Diary of a Tesla Short Seller: Full Self-Pumping Backfires Hard
With less than 2 weeks left in Q1, Tesla makes a strong quarter-end sales pump, only to have bad news leak about its China factory cutting output by 23%
Tesla Accidentally Shoots Itself in the Foot this Week
Tesla went on an unprecedented quarter-end pump to increase Q1 2024 sales in the last two weeks of this quarter, which ends in 9 days.
Because Tesla’s model lineup is old and stale, they’ve slashed prices by 29% in the past year.
A week ago, Tesla’s Twitter account announced a $1,000 price hike in North America, the EU, and China from April 1st. The question is, why now? It’s likely because big inventory.
Figure 1: Tesla Announces $1,000 Price Hikes in North America but Leads You to “New Car” Inventory on Website
Figure 2: Tesla Threatens to Raise Prices In Europe but Has Ample Inventory
Figure 3: Tesla Cuts Prices by $3,831 in China
Fun fact: China Prices Set to Rise by $3,830 from April 1st.
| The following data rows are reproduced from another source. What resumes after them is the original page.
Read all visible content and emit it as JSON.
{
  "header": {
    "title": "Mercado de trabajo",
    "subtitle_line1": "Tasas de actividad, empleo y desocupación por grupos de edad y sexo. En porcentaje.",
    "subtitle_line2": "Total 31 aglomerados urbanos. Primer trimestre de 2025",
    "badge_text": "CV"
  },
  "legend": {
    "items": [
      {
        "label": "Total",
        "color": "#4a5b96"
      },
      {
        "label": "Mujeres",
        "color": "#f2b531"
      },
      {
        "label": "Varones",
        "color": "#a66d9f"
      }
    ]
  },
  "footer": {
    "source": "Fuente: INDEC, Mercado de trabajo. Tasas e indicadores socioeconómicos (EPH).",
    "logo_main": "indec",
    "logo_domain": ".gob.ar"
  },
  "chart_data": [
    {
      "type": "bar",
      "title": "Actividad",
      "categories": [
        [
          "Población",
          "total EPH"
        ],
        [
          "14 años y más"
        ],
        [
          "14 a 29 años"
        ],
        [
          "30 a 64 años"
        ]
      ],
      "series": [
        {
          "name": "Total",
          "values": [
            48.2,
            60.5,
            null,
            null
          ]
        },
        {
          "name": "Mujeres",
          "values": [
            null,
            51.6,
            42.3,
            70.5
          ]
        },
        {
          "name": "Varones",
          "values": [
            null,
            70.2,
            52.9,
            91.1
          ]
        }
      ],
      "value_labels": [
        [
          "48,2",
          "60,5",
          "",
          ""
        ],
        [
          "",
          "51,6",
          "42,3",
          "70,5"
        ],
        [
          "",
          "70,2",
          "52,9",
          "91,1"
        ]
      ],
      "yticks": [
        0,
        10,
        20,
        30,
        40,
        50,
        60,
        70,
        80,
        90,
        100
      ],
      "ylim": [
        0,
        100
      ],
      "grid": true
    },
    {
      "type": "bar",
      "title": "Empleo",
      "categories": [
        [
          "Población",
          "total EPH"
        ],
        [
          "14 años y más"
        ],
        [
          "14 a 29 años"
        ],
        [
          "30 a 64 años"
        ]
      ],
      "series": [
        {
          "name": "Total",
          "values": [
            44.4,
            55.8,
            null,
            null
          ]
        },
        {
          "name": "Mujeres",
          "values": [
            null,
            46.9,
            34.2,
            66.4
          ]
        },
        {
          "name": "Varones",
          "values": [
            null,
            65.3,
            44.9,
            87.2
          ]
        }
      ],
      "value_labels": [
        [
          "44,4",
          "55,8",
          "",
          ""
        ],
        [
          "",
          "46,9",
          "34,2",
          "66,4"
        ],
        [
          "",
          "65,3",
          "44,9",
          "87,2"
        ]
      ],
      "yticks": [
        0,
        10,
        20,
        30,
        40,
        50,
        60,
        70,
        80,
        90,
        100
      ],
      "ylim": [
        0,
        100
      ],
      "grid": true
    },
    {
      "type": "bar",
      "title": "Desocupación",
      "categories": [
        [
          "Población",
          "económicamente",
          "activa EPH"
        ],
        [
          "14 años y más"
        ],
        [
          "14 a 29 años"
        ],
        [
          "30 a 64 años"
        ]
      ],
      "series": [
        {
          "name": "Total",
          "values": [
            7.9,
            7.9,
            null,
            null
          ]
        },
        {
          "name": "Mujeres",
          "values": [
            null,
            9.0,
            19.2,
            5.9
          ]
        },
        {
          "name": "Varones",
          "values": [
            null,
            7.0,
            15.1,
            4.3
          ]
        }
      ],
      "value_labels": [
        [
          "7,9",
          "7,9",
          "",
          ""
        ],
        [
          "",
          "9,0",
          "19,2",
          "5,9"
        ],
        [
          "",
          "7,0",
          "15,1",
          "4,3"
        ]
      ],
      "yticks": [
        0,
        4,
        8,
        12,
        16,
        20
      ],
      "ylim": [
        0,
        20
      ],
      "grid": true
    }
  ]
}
Bloomberg reported that Tesla has cut production in China, its most profitable plant, by 23% due to weak demand. Tesla is trying to pump sales in China with $3,830 incentives which they say are only good until until the end of March. This means that Tesla’s average prices are set to rise by $3,830 from April 1st, which I imagine will form a huge headwind for demand. At this point, the price war in China’s car market is so fierce that a price hike of that amount would likely eliminate most of the demand for Teslas.
And this comes at a time when Tesla’s exports can’t hold up the fort, as exports to the EU drop because Tesla is utilizing its German factory’s Model Y capacity, rather than importing them from Shanghai. Exports from Tesla’s Shanghai factor are down by 22% YTD.